Tuesday, March 19, 2013

OAXACAN WOODEN ANIMALITAS AT FISHER SCHOOL

 

 

 

 On Tuesday, March 12, the fourth grade students worked in the art room at Fisher School with two artists from South Shore Art Center in Cohasset, MA on a cultural enrichment project entitled "Animalitas". This program was coordinated by Mrs. Hirschfeld and sponsored by the Fisher School PAC to offer an opportunity for students to learn an art form from another culture.   Looking to Mexico, they learned about the centuries old tradition of carving from wood the spiritual figures for churches and temples, masks for festivals and carnivals and most recently, animalitas or alebrijes, "fantasy figures." 

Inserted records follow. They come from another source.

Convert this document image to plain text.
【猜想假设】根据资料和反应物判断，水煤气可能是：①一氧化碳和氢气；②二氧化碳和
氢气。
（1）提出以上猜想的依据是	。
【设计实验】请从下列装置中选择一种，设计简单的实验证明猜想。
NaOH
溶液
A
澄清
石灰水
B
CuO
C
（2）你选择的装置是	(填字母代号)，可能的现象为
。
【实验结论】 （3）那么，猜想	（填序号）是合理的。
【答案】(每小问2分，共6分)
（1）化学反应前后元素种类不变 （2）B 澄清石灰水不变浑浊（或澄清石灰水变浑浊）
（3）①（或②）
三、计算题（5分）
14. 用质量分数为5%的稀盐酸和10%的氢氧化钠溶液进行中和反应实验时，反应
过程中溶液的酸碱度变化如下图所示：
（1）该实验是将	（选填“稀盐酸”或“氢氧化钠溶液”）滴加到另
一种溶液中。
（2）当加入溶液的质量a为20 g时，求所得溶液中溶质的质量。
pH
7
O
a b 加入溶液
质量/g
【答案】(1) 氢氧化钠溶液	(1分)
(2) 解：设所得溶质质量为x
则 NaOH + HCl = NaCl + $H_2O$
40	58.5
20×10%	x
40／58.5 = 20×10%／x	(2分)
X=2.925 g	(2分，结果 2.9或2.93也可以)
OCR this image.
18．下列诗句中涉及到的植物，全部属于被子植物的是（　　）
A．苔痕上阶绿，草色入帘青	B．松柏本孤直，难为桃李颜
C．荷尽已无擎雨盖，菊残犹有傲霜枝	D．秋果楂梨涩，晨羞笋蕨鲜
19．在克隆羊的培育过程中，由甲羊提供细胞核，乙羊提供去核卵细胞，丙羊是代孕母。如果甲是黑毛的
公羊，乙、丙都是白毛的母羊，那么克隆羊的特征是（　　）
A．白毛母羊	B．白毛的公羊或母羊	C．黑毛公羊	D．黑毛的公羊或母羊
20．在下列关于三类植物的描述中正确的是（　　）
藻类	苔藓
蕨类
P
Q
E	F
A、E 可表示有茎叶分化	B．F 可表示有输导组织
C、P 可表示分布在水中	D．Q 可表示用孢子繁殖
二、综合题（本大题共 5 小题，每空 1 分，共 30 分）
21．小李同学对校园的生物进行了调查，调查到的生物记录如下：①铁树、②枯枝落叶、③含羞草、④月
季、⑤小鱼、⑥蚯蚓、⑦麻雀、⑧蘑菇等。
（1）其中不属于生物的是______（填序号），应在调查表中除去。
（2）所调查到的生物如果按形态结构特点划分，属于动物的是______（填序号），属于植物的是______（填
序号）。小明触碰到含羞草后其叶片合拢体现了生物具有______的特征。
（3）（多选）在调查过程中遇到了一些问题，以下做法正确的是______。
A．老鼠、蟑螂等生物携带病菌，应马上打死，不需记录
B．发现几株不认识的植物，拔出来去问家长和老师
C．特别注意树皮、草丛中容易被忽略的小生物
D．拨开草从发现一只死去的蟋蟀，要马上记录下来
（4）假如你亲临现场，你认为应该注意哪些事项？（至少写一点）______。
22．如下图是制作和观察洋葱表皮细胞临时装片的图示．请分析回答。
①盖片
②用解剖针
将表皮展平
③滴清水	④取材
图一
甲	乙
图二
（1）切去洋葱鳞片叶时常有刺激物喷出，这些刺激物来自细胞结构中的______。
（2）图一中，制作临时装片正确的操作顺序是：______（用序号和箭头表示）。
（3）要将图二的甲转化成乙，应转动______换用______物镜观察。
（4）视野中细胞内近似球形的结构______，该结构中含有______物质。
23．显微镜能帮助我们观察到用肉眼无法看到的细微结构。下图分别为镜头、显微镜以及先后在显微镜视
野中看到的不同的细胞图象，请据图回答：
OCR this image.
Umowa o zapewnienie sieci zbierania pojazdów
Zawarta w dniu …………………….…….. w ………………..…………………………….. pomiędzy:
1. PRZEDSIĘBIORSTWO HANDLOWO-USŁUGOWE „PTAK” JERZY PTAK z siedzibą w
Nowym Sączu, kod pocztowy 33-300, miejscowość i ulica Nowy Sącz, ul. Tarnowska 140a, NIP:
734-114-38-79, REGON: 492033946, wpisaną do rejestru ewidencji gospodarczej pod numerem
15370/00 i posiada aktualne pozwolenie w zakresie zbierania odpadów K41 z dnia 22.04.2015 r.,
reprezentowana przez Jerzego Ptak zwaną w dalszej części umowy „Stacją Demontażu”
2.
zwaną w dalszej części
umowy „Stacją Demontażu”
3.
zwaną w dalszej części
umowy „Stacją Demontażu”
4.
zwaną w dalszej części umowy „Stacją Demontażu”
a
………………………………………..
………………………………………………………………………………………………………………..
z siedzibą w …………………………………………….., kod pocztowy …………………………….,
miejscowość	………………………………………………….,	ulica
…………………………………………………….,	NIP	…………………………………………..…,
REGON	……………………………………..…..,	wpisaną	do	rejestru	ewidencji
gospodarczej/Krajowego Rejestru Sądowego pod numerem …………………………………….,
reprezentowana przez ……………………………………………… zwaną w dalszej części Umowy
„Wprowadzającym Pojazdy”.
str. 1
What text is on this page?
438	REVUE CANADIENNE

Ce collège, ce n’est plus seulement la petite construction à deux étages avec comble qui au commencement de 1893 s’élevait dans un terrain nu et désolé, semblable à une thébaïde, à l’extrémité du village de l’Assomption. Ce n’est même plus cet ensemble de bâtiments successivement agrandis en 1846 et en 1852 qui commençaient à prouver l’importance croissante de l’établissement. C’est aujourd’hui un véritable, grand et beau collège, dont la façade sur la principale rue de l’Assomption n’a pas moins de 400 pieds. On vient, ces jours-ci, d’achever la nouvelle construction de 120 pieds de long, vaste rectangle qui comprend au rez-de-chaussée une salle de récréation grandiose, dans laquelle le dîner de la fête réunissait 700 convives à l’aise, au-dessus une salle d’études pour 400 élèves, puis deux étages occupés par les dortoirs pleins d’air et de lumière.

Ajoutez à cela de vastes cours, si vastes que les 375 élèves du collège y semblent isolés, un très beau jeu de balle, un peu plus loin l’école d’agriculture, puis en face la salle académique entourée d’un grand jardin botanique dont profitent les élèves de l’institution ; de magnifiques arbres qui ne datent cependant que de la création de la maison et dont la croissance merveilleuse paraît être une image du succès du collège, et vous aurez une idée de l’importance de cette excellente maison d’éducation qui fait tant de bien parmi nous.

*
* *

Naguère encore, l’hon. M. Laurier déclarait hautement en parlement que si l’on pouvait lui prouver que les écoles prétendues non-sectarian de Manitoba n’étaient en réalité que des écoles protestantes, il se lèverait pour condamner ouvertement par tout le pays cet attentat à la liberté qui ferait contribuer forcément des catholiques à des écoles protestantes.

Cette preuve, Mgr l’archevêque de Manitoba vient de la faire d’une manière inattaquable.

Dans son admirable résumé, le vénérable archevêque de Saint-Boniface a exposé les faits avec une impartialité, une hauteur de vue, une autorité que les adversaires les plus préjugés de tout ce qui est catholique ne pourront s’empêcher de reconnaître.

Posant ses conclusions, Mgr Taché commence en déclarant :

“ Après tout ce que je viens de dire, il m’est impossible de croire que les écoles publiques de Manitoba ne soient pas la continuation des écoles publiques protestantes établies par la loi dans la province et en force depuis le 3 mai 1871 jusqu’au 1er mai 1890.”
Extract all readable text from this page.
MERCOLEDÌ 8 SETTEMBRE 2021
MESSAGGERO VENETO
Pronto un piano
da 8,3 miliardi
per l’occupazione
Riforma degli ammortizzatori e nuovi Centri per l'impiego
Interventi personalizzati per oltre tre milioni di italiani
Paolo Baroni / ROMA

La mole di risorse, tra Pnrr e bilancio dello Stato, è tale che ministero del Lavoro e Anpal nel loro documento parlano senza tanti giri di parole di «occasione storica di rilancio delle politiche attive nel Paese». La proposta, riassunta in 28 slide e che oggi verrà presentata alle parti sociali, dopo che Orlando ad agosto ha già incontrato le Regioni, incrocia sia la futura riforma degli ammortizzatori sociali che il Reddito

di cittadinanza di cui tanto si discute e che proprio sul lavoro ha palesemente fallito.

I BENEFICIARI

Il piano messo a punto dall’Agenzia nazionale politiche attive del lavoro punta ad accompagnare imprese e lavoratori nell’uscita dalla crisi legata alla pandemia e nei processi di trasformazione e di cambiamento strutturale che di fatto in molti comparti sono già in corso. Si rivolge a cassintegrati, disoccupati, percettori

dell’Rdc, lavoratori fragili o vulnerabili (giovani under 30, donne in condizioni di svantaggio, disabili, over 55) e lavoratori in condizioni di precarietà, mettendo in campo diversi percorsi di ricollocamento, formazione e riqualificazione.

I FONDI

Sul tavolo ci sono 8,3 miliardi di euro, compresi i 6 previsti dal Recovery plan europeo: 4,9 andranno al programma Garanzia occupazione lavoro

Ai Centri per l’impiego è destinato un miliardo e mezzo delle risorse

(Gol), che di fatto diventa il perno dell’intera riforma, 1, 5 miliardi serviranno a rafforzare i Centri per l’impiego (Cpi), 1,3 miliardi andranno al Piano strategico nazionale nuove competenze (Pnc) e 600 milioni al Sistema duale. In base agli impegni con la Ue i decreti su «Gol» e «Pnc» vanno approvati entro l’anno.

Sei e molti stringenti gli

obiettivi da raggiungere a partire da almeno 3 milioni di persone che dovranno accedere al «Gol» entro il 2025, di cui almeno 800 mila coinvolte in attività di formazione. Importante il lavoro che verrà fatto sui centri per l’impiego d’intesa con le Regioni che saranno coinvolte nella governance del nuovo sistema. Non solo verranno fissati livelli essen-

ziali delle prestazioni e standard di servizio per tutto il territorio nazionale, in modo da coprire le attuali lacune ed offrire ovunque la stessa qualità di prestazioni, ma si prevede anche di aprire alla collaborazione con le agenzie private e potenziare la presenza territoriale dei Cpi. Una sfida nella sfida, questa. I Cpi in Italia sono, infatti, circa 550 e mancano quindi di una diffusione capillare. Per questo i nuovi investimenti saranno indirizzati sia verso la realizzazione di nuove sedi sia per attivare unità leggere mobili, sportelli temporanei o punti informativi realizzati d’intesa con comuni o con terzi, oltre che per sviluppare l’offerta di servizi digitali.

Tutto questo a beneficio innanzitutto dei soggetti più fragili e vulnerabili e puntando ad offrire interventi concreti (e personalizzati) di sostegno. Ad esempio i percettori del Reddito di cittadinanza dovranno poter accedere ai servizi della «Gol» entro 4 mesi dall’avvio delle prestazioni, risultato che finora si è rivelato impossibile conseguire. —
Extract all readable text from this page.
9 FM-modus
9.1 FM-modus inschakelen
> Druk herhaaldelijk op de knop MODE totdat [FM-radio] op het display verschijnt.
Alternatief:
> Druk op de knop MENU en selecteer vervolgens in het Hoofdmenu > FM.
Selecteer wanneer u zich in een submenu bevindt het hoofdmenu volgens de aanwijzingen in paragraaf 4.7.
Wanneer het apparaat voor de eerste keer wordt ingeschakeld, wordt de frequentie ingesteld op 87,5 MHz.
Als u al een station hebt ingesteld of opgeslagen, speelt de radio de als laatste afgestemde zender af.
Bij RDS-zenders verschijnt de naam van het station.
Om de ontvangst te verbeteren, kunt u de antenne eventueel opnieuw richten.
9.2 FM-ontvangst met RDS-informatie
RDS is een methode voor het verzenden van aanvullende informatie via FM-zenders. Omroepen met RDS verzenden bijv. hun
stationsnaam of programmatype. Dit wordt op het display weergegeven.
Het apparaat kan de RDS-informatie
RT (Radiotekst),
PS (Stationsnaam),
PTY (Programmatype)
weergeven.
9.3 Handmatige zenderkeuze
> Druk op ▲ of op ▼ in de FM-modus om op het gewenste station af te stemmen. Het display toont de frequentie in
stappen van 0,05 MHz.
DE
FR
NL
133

     In the 1960s, Manuel Jimenez, a goat herder from Oaxaca, a small agrarian community in southeastern Mexico, began carving the soft copal wood into fantastical animals, animalitas, which consist of different parts of several animals, joined to make one imaginary, fantastic creature often viewed as possessing magical powers. Other members of Jimenez' family painted them with bright acrylic paints, covering them with intricate decorations of spots, stripes and other fascinating patterns. Animalitas became very popular in the American tourist market in Oaxaca at this time and are now in museum and private collections throughout the world.

     After creating sketches of their imaginary animals, the students worked with brightly colored modeling clay to create the bodies, necks, heads, tails, wings, scales, horns, tails, ears, etc. of their animals.  Using contrasting colored clay and popsicle sticks to create decorations and textures, the students used their imaginations to create their unique animalitas.  Some of the masterpieces they made were named: "Girafacorn;" "Deleagle;"

"Zeusafox;" "Snagon."A.  The students were very proud of their sculptures and look forward to seeing them on display in the Media Center in the near future.